I’m thankful as I near “retirement” age that, when I was much younger, I chose to travel off the beaten track. The decision to traverse Africa, through the Sahara, Congo, East Africa and then to southern Africa in when I was 23 years old in 1976 offered a true and extreme getaway experience – especially since this was before the Internet, wi-fi, and cellular phones. Even in the major cities, international communications required much expense and effort – so outside of a few snail mail letters, I was out of touch with home for months on end.
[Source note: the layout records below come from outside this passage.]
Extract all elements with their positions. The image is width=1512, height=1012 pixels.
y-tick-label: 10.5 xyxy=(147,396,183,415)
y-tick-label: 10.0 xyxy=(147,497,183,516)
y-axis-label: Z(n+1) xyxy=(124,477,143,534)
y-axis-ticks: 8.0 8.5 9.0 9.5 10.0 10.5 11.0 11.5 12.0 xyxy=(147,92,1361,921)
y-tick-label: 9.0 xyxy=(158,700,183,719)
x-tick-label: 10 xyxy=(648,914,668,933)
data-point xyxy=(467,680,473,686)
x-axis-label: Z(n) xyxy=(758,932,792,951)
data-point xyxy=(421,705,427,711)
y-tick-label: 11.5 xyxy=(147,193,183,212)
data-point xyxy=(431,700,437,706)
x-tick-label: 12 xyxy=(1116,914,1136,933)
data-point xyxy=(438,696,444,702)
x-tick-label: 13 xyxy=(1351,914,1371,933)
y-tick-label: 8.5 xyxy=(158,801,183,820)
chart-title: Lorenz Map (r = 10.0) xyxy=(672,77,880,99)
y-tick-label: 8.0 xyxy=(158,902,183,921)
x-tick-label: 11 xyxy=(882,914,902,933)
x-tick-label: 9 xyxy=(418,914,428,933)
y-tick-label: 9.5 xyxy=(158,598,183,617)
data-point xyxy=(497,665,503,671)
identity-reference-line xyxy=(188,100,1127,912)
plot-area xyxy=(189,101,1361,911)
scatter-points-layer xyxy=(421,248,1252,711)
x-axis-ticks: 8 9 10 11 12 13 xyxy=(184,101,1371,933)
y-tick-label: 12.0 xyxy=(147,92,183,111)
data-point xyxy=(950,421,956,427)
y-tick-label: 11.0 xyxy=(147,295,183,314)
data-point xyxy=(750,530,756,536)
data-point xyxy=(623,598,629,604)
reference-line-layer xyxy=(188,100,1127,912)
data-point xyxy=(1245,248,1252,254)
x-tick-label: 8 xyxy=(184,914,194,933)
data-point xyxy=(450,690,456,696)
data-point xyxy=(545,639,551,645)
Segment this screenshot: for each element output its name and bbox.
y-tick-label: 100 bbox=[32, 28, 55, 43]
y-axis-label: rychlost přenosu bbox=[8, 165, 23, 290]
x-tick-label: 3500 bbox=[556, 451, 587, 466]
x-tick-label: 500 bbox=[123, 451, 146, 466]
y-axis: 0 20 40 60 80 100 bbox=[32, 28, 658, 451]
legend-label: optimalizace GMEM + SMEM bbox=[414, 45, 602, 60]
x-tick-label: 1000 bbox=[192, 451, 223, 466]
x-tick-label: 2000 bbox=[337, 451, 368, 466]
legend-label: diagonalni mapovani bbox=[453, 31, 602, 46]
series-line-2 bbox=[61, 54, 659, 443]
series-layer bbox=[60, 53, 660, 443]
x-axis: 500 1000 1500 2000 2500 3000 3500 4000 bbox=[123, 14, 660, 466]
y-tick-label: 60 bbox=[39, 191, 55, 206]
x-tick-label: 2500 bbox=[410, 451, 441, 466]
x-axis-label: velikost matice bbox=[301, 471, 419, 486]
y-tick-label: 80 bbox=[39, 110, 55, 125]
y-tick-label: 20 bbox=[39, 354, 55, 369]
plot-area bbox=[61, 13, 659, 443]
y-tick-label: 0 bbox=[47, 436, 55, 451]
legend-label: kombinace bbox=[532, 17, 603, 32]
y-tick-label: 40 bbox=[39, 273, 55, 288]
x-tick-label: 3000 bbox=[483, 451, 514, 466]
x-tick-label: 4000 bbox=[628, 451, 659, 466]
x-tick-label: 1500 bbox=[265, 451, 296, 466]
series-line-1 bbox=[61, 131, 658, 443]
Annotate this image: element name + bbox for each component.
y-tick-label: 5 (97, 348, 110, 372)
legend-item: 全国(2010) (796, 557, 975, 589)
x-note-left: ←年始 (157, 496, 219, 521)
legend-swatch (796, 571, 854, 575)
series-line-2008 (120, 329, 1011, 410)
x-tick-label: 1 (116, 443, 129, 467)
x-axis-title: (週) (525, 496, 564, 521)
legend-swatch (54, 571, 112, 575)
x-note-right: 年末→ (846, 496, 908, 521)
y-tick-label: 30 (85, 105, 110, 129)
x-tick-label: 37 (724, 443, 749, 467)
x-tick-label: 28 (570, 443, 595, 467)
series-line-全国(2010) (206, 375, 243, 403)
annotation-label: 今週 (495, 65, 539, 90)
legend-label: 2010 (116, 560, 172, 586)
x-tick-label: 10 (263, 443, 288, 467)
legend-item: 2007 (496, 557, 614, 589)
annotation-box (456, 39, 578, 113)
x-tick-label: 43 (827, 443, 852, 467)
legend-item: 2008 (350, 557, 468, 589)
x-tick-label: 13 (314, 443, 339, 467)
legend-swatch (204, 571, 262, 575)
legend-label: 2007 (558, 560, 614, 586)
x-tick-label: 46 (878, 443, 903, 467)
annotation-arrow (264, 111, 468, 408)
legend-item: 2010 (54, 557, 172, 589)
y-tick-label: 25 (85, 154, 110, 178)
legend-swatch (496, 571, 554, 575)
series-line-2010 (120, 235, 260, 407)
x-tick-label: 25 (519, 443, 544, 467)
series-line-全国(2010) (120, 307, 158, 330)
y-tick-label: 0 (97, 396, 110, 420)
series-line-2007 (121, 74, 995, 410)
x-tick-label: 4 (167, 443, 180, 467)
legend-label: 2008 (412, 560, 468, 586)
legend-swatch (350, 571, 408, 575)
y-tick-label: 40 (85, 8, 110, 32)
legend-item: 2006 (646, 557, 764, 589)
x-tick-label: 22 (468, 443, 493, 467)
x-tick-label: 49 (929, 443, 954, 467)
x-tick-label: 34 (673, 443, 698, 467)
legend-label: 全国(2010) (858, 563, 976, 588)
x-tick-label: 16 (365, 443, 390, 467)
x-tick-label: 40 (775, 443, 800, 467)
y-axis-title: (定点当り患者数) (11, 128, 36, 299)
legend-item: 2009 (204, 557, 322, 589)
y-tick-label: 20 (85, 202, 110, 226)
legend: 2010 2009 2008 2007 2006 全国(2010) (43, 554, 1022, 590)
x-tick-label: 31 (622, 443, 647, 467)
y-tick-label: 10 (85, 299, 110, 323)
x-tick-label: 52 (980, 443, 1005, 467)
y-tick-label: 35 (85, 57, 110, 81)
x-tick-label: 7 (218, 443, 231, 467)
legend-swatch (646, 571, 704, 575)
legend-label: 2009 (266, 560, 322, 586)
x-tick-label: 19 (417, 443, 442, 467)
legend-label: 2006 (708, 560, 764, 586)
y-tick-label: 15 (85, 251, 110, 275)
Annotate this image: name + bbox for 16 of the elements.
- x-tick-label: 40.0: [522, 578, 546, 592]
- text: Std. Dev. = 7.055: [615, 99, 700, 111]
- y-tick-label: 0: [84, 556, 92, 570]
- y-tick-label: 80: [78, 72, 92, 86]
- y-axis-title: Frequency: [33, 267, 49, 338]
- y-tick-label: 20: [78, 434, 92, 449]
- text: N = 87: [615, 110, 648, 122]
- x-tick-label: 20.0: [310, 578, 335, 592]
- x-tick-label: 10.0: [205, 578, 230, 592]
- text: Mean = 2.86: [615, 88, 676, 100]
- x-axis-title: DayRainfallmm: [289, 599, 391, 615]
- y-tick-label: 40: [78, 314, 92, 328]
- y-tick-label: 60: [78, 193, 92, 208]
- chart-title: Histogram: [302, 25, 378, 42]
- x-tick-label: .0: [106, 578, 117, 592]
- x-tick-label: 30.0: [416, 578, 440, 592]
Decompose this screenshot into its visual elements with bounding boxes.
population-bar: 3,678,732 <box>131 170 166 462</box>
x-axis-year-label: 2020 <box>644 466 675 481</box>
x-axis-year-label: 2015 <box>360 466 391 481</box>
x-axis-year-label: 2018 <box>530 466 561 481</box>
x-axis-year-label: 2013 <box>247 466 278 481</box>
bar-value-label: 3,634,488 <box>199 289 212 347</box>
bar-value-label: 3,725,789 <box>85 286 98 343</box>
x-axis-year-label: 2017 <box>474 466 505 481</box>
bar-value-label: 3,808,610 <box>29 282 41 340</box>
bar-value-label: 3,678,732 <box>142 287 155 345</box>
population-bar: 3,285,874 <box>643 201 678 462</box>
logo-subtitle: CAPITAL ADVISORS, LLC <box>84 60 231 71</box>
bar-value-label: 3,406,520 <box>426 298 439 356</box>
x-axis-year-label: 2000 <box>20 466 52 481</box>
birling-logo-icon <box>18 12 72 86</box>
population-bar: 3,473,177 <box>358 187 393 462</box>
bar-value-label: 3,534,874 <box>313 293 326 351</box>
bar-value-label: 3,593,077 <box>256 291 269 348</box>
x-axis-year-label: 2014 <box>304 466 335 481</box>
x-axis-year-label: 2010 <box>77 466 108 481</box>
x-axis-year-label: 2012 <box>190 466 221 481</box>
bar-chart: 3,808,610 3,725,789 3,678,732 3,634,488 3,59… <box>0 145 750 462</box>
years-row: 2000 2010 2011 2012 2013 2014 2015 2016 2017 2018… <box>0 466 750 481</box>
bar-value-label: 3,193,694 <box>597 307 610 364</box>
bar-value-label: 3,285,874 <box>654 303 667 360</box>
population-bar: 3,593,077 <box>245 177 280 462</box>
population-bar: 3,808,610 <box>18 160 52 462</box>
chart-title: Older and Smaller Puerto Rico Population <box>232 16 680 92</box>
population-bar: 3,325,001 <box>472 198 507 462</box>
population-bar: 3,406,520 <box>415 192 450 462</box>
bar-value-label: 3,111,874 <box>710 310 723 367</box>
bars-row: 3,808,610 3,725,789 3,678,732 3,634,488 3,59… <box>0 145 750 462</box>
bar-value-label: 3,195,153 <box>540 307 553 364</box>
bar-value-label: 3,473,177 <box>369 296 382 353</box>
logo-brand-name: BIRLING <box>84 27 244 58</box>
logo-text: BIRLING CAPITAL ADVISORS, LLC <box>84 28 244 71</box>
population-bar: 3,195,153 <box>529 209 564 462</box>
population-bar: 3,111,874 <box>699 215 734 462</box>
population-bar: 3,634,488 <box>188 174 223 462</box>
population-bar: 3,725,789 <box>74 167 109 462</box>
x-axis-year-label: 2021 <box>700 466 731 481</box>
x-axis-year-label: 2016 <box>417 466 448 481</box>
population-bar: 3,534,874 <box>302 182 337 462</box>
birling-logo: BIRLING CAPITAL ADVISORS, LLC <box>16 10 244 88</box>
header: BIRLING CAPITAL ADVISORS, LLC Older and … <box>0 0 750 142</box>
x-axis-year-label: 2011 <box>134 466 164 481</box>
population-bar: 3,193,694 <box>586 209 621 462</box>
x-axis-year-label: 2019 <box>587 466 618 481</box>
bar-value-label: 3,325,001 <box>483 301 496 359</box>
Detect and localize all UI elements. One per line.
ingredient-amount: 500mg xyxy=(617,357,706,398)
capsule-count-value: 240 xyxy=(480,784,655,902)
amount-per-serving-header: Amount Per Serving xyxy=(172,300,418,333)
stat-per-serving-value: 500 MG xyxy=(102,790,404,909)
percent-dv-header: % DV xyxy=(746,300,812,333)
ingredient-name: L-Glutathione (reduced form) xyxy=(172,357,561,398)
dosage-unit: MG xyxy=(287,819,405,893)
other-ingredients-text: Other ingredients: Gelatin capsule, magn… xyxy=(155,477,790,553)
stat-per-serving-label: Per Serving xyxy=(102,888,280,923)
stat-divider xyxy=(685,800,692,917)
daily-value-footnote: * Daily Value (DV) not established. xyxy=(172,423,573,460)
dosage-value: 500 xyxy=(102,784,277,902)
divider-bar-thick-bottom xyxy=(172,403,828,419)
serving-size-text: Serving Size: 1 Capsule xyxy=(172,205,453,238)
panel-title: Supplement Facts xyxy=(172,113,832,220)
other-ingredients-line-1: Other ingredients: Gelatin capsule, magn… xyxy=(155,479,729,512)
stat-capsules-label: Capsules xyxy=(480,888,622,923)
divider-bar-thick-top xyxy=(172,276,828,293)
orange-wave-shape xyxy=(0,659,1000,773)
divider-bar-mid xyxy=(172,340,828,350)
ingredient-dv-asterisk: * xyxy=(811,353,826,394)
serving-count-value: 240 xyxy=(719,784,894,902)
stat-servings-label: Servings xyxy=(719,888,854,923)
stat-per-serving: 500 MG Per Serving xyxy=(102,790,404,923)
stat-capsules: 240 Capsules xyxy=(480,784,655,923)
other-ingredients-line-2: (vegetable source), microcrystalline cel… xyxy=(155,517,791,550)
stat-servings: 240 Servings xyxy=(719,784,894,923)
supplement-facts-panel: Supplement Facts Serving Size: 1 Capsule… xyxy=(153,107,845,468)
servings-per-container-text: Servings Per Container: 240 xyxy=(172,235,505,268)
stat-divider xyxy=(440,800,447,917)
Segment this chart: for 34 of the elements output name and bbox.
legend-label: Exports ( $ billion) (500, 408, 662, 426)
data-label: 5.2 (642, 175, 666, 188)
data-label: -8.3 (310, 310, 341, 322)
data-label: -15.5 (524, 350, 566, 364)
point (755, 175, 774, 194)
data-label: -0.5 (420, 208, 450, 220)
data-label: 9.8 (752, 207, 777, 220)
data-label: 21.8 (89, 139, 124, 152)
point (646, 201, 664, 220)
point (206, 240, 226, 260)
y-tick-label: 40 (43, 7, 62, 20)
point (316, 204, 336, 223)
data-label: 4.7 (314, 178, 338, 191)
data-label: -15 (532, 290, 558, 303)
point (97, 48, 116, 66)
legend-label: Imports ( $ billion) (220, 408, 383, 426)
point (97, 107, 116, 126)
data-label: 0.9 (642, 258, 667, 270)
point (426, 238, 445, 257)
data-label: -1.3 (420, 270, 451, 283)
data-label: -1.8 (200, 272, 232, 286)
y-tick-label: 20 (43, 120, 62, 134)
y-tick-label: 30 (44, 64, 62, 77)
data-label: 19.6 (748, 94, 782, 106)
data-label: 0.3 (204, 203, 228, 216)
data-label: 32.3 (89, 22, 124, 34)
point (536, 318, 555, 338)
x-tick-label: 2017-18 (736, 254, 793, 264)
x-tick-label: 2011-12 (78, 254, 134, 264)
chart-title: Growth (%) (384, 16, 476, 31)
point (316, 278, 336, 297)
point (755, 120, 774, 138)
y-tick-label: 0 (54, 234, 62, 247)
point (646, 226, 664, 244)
Like many intrepid explorers, once I had seen some things first hand, I decided to return for a second visit in 1978, this time to an immersive experience, living as a working journalist for 18 months through the transition from Rhodesia to Zimbabwe. There was a bit more communication – especially through news articles I sent generally by postal mail, which were published by several Canadian newspapers. But still I was “out there”. While I could follow the news of the world from the wire machines at the Bulawayo Chronicle, connections on a more personal level were special and relatively infrequent.
(My father died just as the Rhodesia/Zimbabwe transition story reached its peak in late 1979 – I flew home for the funeral, spent a few weeks with my family, and returned to Africa – to an intense period of emotional growth and change before returning to Canada for good in May, 1980.)
This December, I will join my wife on a cruise from the Indian Ocean island of Mauritius to Cape Town, and after meeting our 20-year-old son in South Africa (we’re flying him in on points over Christmas), we’ll head north, to Bulawayo, Hwange, and Victoria Falls, for a seasonal tourist visit to southern Africa.
This will be a different type of travel; certainly somewhat more luxurious, and certainly with much more communication than could be contemplated almost four decades ago.
Obviously, much has changed in the life span from when I was a young adult to when I am about to be defined as senior citizen. Yet there are threads which hold the story together, linking the past and the future. Memories connect with adventure. Decisions made when I was young define the choices today.
Your personal story will of course be different, but there are common themes in most lives. The same applies for our businesses. There are ups and downs, successes and failures, relationships and surprises. The decisions we’ve made in the past influence and shape our present and future.